ChatRecordingService permanently stops accepting writes after its first asynchronous JSONL write failure. The transcript remains a valid prefix, but without a separate signal users and remote clients can incorrectly assume later messages are still being recorded.

Core lifecycle

Config.onChatRecordingFailure() is the process-local subscription boundary. Each recorder created by a Config forwards its first asynchronous write failure to a snapshot of the registered listeners. The event carries the failed record's session ID and a normalized Error; listener failures are isolated from the writer promise. Subscriptions survive recorder replacement and are removed independently by their disposers. Config.shutdown() keeps listeners alive through recorder finalization and flushing, then clears them.

Synchronous conversation-file creation failures do not emit the event because the recorder has not entered its permanent failed state and a later call may retry. A failed recorder emits once; skipped descendants, later appends, and repeated flushes do not emit again.

Local CLI surfaces

TUI and text output render a generic actionable warning without filesystem paths, errno values, or the underlying error. JSON, stream-json, and dual-output emit a system/session_recording_degraded message whose top-level and payload session IDs both come from the failure event rather than the current Config session.

One-shot structured output finalizes the recorder and waits up to two seconds for its flush before emitting the terminal result. Long-lived stream-json sessions subscribe once, flush between turns without finalizing, and finalize only on session shutdown. A timeout preserves responsiveness and does not cancel the underlying write.

Daemon protocol and durable live state

The ACP child sends qwen/notify/session/recording-degraded with protocol version 1, the affected session ID, and reason: "write_failed". The bridge validates the payload, publishes session_recording_degraded, and marks the live session entry as degraded. Notifications arriving before entry registration use the existing bounded early-event buffer; draining the buffer updates both the replay ring and entry state.

session_snapshot.recordingDegraded preserves the state after the live event leaves the replay ring.
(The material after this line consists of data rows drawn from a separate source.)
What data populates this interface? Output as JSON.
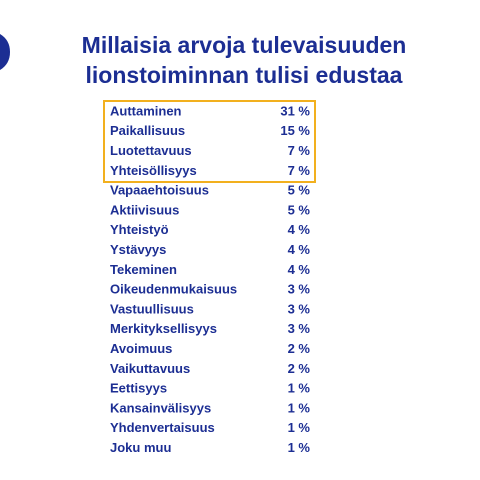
{
  "header": {
    "title": [
      "Millaisia arvoja tulevaisuuden",
      "lionstoiminnan tulisi edustaa"
    ]
  },
  "table": {
    "rows": [
      [
        "Auttaminen",
        "31 %"
      ],
      [
        "Paikallisuus",
        "15 %"
      ],
      [
        "Luotettavuus",
        "7 %"
      ],
      [
        "Yhteisöllisyys",
        "7 %"
      ],
      [
        "Vapaaehtoisuus",
        "5 %"
      ],
      [
        "Aktiivisuus",
        "5 %"
      ],
      [
        "Yhteistyö",
        "4 %"
      ],
      [
        "Ystävyys",
        "4 %"
      ],
      [
        "Tekeminen",
        "4 %"
      ],
      [
        "Oikeudenmukaisuus",
        "3 %"
      ],
      [
        "Vastuullisuus",
        "3 %"
      ],
      [
        "Merkityksellisyys",
        "3 %"
      ],
      [
        "Avoimuus",
        "2 %"
      ],
      [
        "Vaikuttavuus",
        "2 %"
      ],
      [
        "Eettisyys",
        "1 %"
      ],
      [
        "Kansainvälisyys",
        "1 %"
      ],
      [
        "Yhdenvertaisuus",
        "1 %"
      ],
      [
        "Joku muu",
        "1 %"
      ]
    ]
  }
}
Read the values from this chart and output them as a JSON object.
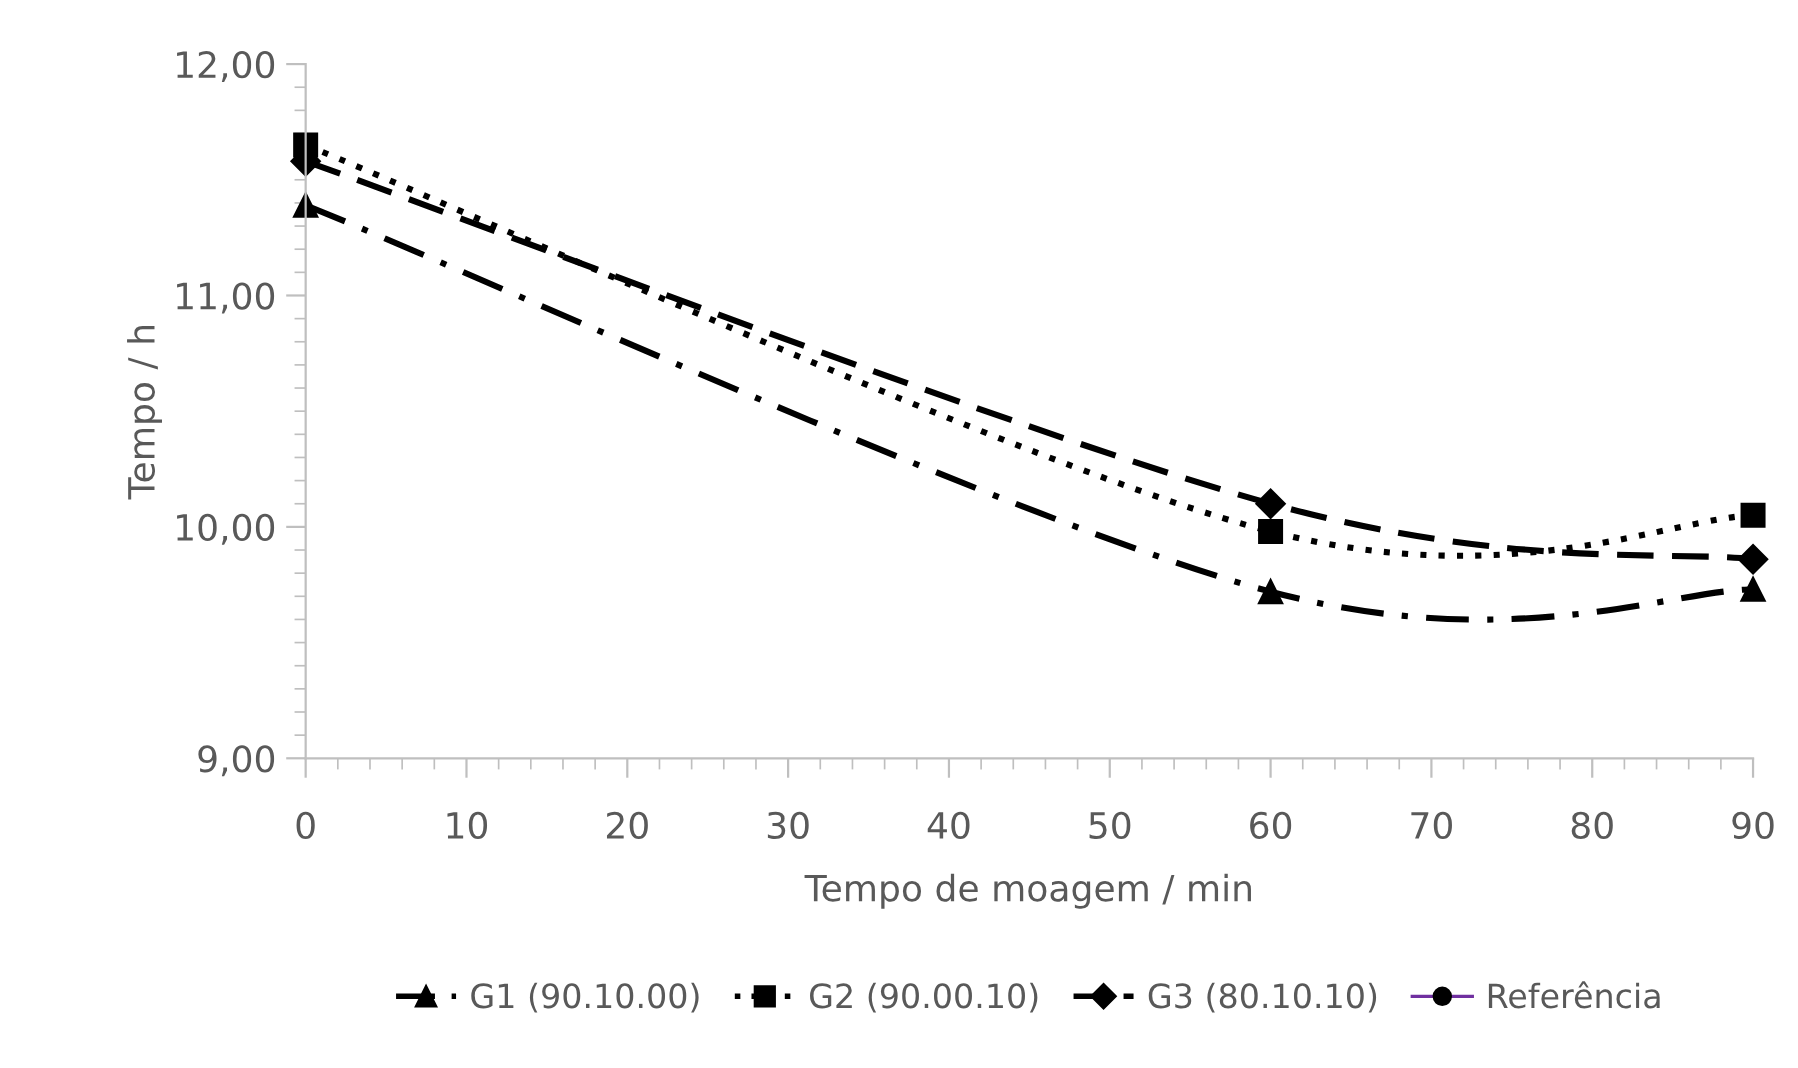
{
  "chart_data": {
    "type": "line",
    "xlabel": "Tempo de moagem / min",
    "ylabel": "Tempo / h",
    "x": [
      0,
      60,
      90
    ],
    "series": [
      {
        "name": "G1 (90.10.00)",
        "color": "#000000",
        "marker": "triangle",
        "line_style": "dashdot",
        "values": [
          11.39,
          9.72,
          9.73
        ]
      },
      {
        "name": "G2 (90.00.10)",
        "color": "#000000",
        "marker": "square",
        "line_style": "dotted",
        "values": [
          11.65,
          9.98,
          10.05
        ]
      },
      {
        "name": "G3 (80.10.10)",
        "color": "#000000",
        "marker": "diamond",
        "line_style": "dashed",
        "values": [
          11.58,
          10.1,
          9.86
        ]
      },
      {
        "name": "Referência",
        "color": "#7030a0",
        "marker": "circle",
        "line_style": "solid",
        "values": [
          null,
          null,
          null
        ]
      }
    ],
    "xlim": [
      0,
      90
    ],
    "xticks": [
      0,
      10,
      20,
      30,
      40,
      50,
      60,
      70,
      80,
      90
    ],
    "ylim": [
      9,
      12
    ],
    "yticks": [
      {
        "value": 9,
        "label": "9,00"
      },
      {
        "value": 10,
        "label": "10,00"
      },
      {
        "value": 11,
        "label": "11,00"
      },
      {
        "value": 12,
        "label": "12,00"
      }
    ],
    "grid": false,
    "legend": "bottom"
  }
}
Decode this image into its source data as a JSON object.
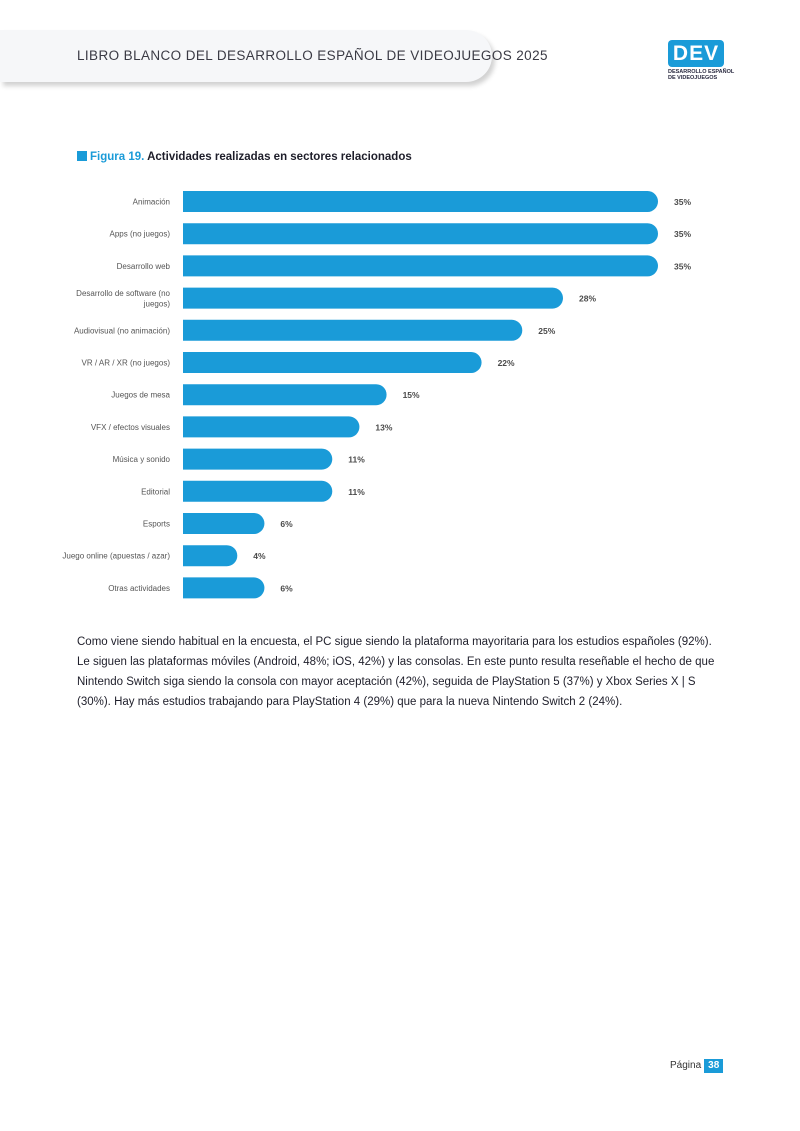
{
  "header": {
    "title": "LIBRO BLANCO DEL DESARROLLO ESPAÑOL DE VIDEOJUEGOS 2025"
  },
  "logo": {
    "mark": "DEV",
    "line1": "DESARROLLO ESPAÑOL",
    "line2": "DE VIDEOJUEGOS"
  },
  "figure": {
    "label": "Figura 19.",
    "title": "Actividades realizadas en sectores relacionados"
  },
  "chart_data": {
    "type": "bar",
    "orientation": "horizontal",
    "categories": [
      "Animación",
      "Apps (no juegos)",
      "Desarrollo web",
      [
        "Desarrollo de software (no",
        "juegos)"
      ],
      "Audiovisual (no animación)",
      "VR / AR / XR (no juegos)",
      "Juegos de mesa",
      "VFX / efectos visuales",
      "Música y sonido",
      "Editorial",
      "Esports",
      "Juego online (apuestas / azar)",
      "Otras actividades"
    ],
    "values": [
      35,
      35,
      35,
      28,
      25,
      22,
      15,
      13,
      11,
      11,
      6,
      4,
      6
    ],
    "value_labels": [
      "35%",
      "35%",
      "35%",
      "28%",
      "25%",
      "22%",
      "15%",
      "13%",
      "11%",
      "11%",
      "6%",
      "4%",
      "6%"
    ],
    "xlim": [
      0,
      35
    ],
    "bar_color": "#1a9bd8",
    "grid": false,
    "legend": "none"
  },
  "body_text": "Como viene siendo habitual en la encuesta, el PC sigue siendo la plataforma mayoritaria para los estudios españoles (92%). Le siguen las plataformas móviles (Android, 48%; iOS, 42%) y las consolas. En este punto resulta reseñable el hecho de que Nintendo Switch siga siendo la consola con mayor aceptación (42%), seguida de PlayStation 5 (37%) y Xbox Series X | S (30%). Hay más estudios trabajando para PlayStation 4 (29%) que para la nueva Nintendo Switch 2 (24%).",
  "footer": {
    "page_label": "Página",
    "page_number": "38"
  },
  "colors": {
    "accent": "#1a9bd8",
    "header_bg": "#f6f7f9"
  }
}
It is daemon-memory state only: a daemon restart creates a new recorder and begins healthy. The event is additive under EVENT_SCHEMA_VERSION = 1; no capability change is required.

SDK and WebUI

The SDK validates the live event and optional snapshot field. The session reducer treats the live event as a resync-safe sticky update. A present snapshot field is authoritative, while an absent field preserves state for compatibility with older daemons.

The UI normalizer maps either degraded representation to the same recoverable recording error. WebUI uses the explicit notice ID daemon.session_recording_degraded:<sessionId> so a replayed event followed by a snapshot is idempotent. Dismissing a notice removes the current instance; a later snapshot may surface the still-active risk again.

Close boundary

Strict close paths that require a successful flush keep the daemon entry alive when flushing fails, so the event remains deliverable. Existing best-effort close ordering is unchanged: if its EventBus is already closed when a late failure is discovered, only the debug log retains that failure.

Non-goals

This design does not retry writes, recover a degraded recorder, change JSONL contents or parent links, add fsync, expose raw filesystem errors, or coordinate competing writers across processes.